Friday, November 1, 2019

Summer Wouldn't End

And then it was winter...


Flooded River-Walk Theater - Columbus, MS
The last time I posted on this blog was August, in the middle of the oddest summer I have spent here in Columbus, Mississippi. It was my fourth August, counting the first one in 2016, three months into living here. That summer, it was miserably hot and dry and near drought in much of the state. So dry, in fact that the pavement was rising and cracking and I stayed quiet around what few people I knew, afraid that I had brought New Mexico dryness with me.

But in 2019, this summer and now into fall, we've had rain, epic rain, flooding rain, so much rain that the Riverwalk Theater on the west side of Columbus was flooded and stayed that way for days, because there was nowhere for the water to go.

Yes! This is my backyard...er...uh...honest!
But this past August and in fact most of the summer of 2019 was wet and rainy and my back yard became a monster and I haven't tamed it yet, and it's already November.

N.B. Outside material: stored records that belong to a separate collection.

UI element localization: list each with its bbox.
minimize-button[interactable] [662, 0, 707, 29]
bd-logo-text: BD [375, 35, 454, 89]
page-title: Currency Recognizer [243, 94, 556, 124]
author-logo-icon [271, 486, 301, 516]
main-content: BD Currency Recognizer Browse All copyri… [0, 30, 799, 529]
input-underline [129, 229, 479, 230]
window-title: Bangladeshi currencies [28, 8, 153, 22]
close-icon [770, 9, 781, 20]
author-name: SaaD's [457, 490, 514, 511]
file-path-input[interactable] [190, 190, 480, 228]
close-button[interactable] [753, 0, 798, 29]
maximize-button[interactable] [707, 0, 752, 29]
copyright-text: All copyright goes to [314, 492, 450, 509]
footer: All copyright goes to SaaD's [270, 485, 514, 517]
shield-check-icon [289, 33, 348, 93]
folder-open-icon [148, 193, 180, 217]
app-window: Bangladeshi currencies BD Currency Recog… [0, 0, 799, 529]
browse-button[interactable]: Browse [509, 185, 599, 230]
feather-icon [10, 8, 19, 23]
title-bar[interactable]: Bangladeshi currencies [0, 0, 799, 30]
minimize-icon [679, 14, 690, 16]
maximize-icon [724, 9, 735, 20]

Even by the middle of October it seemed that the summer would never end, and then when it did turn, and I thought we were in for some nice fall weather (my favorite time of the year) it went straight from summer into winter. And the rain has not yet abated, and my backyard is still a monster. I'm having to investigate some real power tools beyond the mower and trimmer—neither are capable of taking down the 10-foot high bushes with 1.5-inch branches that have sprung up this summer. I can't even get out my backyard door! I didn't realize that the bushes had encroached on the house in the northwest el-shape of the house.

I can't hire anyone either, because I'm on a fixed income, and Cliff smiles over the phone when I talk about my home-ownership woes, and he reminds me that home-ownership was something I might not have been too wise about wishing for. Hahaha...he's right, but I love my house and I must, absolutely must, knuckle under and get out there with my elbow-grease-powered hand saw and clippers and pocket knife (?!?) and try to uncover my back porch stoop. And get the vines off the house, which I thought I had under control two years ago—they're ba-a-a-a-ck! But I've settled on a plan. I'll invite friends and relatives to come for a vacation (especially those from the desert who might like a little rain and green and Southern cooking, and I'll get them like Tom Sawyer did to paint my fen—I mean cut my bushes.

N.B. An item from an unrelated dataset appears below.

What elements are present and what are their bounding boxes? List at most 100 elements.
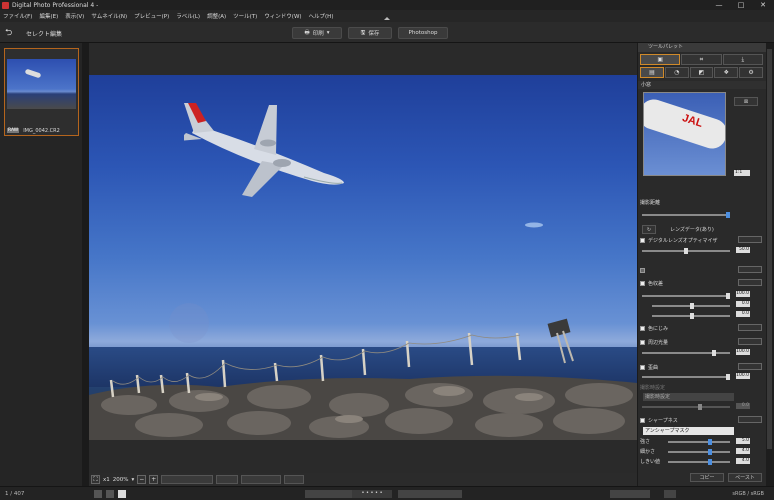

But make no mistake. I still love it here. I've only begun to scratch the surface of what it is to live in Mississippi, and alas, but ah-well, now that I'm living by myself with my two calico girls, I'm revamping my stable of books. I have just issued a 30-year-anniversary edition of Common Sons, because it had somehow fallen through the cracks at my publishing partner lists and wasn't available for several months. So I took the opportunity to revamp the format and the look.

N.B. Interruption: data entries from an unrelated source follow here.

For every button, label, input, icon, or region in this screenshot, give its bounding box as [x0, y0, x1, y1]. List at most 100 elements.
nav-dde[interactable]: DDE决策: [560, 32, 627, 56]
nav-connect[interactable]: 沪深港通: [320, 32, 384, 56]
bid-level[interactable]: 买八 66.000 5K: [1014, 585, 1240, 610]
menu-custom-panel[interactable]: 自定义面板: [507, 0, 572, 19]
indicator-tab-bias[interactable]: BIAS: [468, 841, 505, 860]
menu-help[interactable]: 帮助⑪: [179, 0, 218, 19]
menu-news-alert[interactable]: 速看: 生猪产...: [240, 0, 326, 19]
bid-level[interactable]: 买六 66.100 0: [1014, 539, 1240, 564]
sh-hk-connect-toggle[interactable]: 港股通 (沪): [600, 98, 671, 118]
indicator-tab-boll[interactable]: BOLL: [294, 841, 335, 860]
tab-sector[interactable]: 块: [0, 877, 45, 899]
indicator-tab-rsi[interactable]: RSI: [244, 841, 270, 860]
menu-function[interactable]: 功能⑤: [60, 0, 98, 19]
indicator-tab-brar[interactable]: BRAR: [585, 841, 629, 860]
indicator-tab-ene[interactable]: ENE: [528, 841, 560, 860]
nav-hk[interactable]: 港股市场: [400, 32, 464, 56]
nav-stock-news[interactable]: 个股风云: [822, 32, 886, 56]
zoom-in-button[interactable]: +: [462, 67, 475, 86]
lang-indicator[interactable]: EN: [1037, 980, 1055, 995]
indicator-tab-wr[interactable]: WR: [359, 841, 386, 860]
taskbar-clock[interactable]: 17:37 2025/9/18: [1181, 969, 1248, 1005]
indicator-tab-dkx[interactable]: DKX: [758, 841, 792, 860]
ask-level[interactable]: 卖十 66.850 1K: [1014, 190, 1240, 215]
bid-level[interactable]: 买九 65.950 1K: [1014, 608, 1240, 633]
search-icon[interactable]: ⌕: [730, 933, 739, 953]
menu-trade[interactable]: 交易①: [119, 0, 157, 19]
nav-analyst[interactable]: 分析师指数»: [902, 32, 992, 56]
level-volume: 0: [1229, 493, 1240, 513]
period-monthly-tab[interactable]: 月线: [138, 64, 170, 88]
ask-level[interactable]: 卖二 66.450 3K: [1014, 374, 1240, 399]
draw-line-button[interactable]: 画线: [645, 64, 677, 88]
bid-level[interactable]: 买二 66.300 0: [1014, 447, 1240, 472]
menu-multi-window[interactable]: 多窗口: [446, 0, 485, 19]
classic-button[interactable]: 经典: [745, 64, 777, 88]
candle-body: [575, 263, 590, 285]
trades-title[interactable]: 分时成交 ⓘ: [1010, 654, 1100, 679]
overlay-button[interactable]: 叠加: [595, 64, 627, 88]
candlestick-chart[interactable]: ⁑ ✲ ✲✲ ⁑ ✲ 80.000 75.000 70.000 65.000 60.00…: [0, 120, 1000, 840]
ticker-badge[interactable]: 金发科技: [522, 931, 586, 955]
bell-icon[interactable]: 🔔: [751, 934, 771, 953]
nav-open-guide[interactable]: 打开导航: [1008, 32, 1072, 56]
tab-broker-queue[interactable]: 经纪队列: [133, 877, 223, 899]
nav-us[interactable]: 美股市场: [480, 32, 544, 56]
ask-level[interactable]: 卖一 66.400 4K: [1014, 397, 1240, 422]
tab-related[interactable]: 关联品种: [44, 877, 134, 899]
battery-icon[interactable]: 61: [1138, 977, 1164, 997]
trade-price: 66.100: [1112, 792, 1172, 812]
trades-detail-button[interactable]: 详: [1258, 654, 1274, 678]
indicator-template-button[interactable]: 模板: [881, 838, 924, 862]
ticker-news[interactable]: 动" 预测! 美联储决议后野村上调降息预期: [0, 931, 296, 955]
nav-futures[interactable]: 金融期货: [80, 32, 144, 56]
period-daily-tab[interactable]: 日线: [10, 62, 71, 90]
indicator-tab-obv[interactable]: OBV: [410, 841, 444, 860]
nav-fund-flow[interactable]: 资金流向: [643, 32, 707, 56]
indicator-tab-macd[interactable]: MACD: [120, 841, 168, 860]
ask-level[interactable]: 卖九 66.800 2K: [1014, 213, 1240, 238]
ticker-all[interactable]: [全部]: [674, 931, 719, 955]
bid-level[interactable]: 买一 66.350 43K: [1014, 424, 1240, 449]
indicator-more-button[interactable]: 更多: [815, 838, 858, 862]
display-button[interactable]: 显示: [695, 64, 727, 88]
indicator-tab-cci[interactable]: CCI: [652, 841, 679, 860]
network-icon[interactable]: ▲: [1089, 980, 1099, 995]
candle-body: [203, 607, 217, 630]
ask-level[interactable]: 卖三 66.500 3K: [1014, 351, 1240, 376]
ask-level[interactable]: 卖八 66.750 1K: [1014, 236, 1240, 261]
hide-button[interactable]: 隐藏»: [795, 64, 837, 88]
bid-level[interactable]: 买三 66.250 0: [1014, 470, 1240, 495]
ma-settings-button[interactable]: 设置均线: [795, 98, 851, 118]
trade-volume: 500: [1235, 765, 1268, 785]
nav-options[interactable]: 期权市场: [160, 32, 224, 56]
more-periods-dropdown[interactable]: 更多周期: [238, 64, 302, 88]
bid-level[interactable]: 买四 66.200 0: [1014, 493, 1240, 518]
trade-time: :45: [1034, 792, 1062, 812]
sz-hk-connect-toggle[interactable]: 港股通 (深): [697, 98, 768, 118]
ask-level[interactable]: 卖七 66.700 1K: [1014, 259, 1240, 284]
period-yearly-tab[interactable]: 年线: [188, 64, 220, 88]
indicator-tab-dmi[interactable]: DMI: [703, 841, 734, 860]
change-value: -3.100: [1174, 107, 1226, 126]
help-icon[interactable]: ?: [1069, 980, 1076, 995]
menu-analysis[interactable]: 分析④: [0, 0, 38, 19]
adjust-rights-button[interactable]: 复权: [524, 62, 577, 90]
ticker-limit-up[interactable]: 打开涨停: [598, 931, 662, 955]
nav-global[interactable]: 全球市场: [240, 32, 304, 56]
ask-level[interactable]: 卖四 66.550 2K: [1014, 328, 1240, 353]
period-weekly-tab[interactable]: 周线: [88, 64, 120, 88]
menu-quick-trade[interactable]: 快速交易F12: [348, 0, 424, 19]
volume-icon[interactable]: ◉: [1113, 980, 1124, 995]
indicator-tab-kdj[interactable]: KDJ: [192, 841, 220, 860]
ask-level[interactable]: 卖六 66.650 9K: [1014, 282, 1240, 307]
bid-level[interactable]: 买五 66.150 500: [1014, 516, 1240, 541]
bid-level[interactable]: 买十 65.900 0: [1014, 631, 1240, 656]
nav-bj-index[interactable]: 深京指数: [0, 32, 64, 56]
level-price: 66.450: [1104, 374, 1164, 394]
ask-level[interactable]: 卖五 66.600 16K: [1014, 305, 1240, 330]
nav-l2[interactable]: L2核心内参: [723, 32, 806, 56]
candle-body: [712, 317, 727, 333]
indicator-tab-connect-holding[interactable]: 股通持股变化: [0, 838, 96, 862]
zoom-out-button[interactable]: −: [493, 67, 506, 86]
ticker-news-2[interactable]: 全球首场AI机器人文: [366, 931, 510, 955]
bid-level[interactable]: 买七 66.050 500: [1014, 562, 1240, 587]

And now that I'm aware that my titles are in disarray on the publisher's lists, I'm revamping several others—all to bring them into the new format. I'll no doubt post those new formatted books here for anyone who might be interested. It's interesting here in Columbus, at the writers group I belong to, I'm surrounded by church goers. I think 90 percent of the people in this small Southern city attend churches regularlarly, and even though my work is meant for an LGBT audience, several of the members of the group have gotten copies of my work and when I'm called on to read passages from my projects, I try to find those passages that delve into the deeper aspects of my characters, without subjecting anyone to something a bit lgbtq-ish...if you know what I mean. Being on my own, as it were, I can write and create to my heart's content, and I do, and it's time for me to think about finishing several projects. I am, after all, in Mississippi, the heart of Southern letters!